For this guide, we are going to store data in AWS S3, but we won’t go into the details of how to create a new bucket and where you need to go to retrieve your access and secret keys, AWS has excellent documentation on that topic that you can refer to if needed.

As the access and secret keys need to be kept in a secure location, they must be stored in the Elasticsearch keystore. However, there is no way to access the filesystem of your nodes on Elastic Cloud, and hence, no way to run the `elasticsearch-keystore` tool directly to manage your secure settings. Don’t worry, the Elastic Cloud console has you covered.

In your Elastic Cloud console, go to the Deployments menu and click on the “Security” item of your deployment. The Security page allows you to add secure settings to your keystore, as shown in Figure 3, below:

Figure 3: Managing the secure settings of your deployment

Managing the secure settings of your  Elasticsearch deployment.

By clicking on the “Add settings” button, you can manage your secure settings. As shown in Figure 3, we have added two secure settings called `s3.client.my-client.access_key` and `s3.client.my-client.secret_key`, which contain our AWS access key and our secret key, respectively. It is worth noting that these two secure settings are reloadable, i.e., they can be changed dynamically without restarting your nodes, but you will need to call the `reload_secure_settings` API in order for the changes to take effect. Also, the part in bold in the example above (i.e., `my-client`) can be whatever you like, in case you have several different repositories to manage. We’re going to use that string in a moment when we create the repository.

Now that we have our S3 bucket and our keys are stored securely and available to our deployment, we can finally proceed with the snapshot repository creation. The command to create a new repository is very simple, as shown in the code below:

PUT _snapshot/my-shared-repository
{
  "type": "s3",
  "settings": {
    "bucket": "my-bucket",
    "base_path": "folder/subfolder",
    "client": "my-client",
    "readonly": "false"
  }
}

We declare a new repository called `my-shared-repository` (line 1) that we are going to store in AWS S3 (line 3) within the path `folder/subfolder` (line 6) of a bucket called `my-bucket` (line 5). The `client` setting (i.e., recall `my-client`) identifies the access and secret keys that we added to our keystore earlier which the S3 client is going to use. We also set `readonly` to false since we are going to populate this repository from this deployment. That’s it, our custom repository is created and we can start creating snapshots in it.
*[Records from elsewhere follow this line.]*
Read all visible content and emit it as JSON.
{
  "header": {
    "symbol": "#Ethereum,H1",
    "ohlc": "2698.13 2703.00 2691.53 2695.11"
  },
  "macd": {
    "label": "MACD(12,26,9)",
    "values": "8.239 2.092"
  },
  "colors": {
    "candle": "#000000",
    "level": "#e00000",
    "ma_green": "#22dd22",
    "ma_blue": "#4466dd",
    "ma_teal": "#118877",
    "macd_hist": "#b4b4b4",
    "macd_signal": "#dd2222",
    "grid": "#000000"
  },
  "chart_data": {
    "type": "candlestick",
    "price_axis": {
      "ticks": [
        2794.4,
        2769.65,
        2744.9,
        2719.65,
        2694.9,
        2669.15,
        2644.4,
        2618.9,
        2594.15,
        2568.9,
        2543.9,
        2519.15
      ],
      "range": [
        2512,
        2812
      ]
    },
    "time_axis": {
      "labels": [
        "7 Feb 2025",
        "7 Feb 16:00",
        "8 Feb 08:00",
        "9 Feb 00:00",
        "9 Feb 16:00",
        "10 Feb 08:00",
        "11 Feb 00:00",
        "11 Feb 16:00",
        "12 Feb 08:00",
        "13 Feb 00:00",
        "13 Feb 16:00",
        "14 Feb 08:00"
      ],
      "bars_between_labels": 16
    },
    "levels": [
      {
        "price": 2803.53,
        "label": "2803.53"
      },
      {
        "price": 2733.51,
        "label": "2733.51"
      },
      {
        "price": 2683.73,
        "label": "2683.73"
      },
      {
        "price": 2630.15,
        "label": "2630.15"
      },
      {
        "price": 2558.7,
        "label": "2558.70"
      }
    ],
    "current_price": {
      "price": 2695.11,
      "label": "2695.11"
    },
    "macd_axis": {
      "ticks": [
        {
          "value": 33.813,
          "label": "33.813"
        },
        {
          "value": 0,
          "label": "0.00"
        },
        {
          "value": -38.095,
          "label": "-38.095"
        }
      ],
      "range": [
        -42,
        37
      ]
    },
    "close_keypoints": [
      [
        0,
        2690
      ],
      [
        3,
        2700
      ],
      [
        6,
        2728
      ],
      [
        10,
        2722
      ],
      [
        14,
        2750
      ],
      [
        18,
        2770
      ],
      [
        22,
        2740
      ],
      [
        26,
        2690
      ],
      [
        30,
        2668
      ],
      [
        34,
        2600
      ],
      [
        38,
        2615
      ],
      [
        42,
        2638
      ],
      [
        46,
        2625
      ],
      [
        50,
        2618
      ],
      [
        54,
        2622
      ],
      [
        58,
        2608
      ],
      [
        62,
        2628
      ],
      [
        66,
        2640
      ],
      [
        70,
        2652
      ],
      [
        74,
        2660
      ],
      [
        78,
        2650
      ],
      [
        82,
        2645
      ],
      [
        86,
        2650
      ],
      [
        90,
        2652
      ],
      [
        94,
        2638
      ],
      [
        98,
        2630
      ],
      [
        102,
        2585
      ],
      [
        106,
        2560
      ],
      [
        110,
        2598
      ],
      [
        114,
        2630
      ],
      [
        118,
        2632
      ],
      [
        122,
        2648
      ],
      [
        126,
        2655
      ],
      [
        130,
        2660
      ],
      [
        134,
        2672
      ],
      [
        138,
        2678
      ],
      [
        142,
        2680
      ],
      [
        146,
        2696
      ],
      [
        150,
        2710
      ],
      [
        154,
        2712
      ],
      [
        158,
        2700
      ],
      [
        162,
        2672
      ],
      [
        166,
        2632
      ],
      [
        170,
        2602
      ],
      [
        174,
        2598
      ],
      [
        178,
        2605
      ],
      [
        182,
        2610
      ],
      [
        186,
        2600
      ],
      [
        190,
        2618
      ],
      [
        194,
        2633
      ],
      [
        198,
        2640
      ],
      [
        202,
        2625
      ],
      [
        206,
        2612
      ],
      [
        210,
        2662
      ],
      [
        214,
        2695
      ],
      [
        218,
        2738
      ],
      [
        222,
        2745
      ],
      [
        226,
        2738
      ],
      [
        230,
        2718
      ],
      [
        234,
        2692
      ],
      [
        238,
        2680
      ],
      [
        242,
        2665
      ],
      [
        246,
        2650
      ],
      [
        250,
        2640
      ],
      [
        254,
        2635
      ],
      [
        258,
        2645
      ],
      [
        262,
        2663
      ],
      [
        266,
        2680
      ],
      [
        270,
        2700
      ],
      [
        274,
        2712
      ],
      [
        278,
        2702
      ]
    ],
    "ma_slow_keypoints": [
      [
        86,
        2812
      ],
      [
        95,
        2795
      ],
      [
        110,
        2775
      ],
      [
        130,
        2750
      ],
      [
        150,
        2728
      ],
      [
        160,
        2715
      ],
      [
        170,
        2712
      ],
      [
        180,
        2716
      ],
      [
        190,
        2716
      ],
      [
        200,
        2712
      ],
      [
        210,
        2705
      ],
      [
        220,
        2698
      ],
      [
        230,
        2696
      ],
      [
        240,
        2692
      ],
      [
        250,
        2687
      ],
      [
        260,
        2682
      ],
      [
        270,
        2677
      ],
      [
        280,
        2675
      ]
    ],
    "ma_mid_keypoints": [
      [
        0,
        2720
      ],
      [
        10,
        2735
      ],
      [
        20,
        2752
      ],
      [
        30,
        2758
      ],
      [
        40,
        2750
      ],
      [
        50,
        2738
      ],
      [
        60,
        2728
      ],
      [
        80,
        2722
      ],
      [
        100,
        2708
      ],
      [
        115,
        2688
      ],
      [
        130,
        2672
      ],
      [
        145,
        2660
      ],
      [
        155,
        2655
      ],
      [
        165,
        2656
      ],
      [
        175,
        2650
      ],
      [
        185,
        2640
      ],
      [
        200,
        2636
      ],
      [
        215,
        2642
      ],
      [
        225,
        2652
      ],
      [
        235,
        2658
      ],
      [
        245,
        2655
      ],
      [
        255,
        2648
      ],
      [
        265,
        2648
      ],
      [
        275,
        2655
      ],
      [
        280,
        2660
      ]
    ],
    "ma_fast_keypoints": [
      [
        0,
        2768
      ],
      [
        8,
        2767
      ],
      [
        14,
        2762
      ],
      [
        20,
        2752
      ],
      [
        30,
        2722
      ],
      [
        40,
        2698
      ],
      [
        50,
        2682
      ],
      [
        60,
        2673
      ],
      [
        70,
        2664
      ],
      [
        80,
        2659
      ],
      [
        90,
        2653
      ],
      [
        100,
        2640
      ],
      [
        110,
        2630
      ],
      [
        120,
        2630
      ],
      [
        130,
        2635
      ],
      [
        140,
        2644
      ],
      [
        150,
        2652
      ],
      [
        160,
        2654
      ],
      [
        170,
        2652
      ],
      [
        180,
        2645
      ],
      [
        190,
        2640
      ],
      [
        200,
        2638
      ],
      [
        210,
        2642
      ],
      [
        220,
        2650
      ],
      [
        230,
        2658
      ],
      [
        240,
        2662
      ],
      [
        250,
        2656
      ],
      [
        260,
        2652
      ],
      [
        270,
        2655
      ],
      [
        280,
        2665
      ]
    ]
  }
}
Configuring the target deployment in account B

Now, we head over to our second Elastic Cloud account and we perform the exact same steps. We need to store the access and secret keys in our Elastic Cloud keystore and create the same repository, but this time with a slight variation, as can be seen in the code below:

PUT _snapshot/my-shared-repository
{
  "type": "s3",
  "settings": {
    "bucket": "my-bucket",
    "base_path": "folder/subfolder",
    "client": "my-client",
    "readonly": "true"
  }
}

As it is not advised to write to the same repository from two different deployments, it is good practice to set the `readonly` flag to `true` (line 8) for deployments that only access the repository to read the data. 
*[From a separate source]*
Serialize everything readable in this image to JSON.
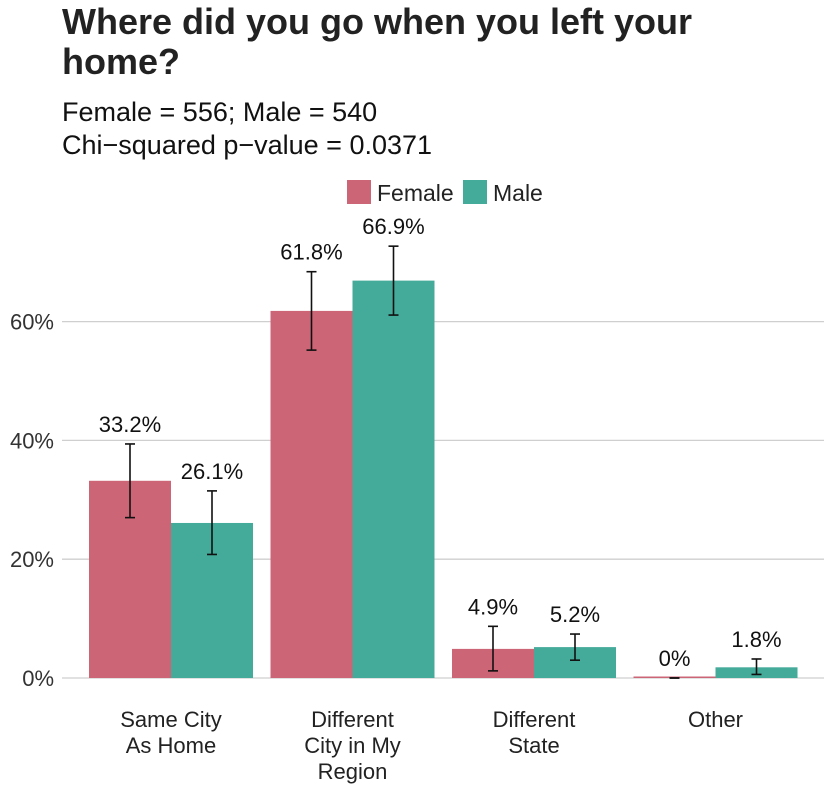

And we’re done! We can now restore snapshots created from within the source deployment in account A into our target deployment in account B.

Conclusion

In this quick guide, we have seen how to share snapshots between deployments available in your Elastic Cloud account, as well as between deployments available in different Elastic Cloud accounts, by using a shared object storage repository under our control.

We have also seen how to set up such a shared repository and how to securely store the access and secret keys to interact with it. Now, you can freely share your data among all your deployments without having to reindex it.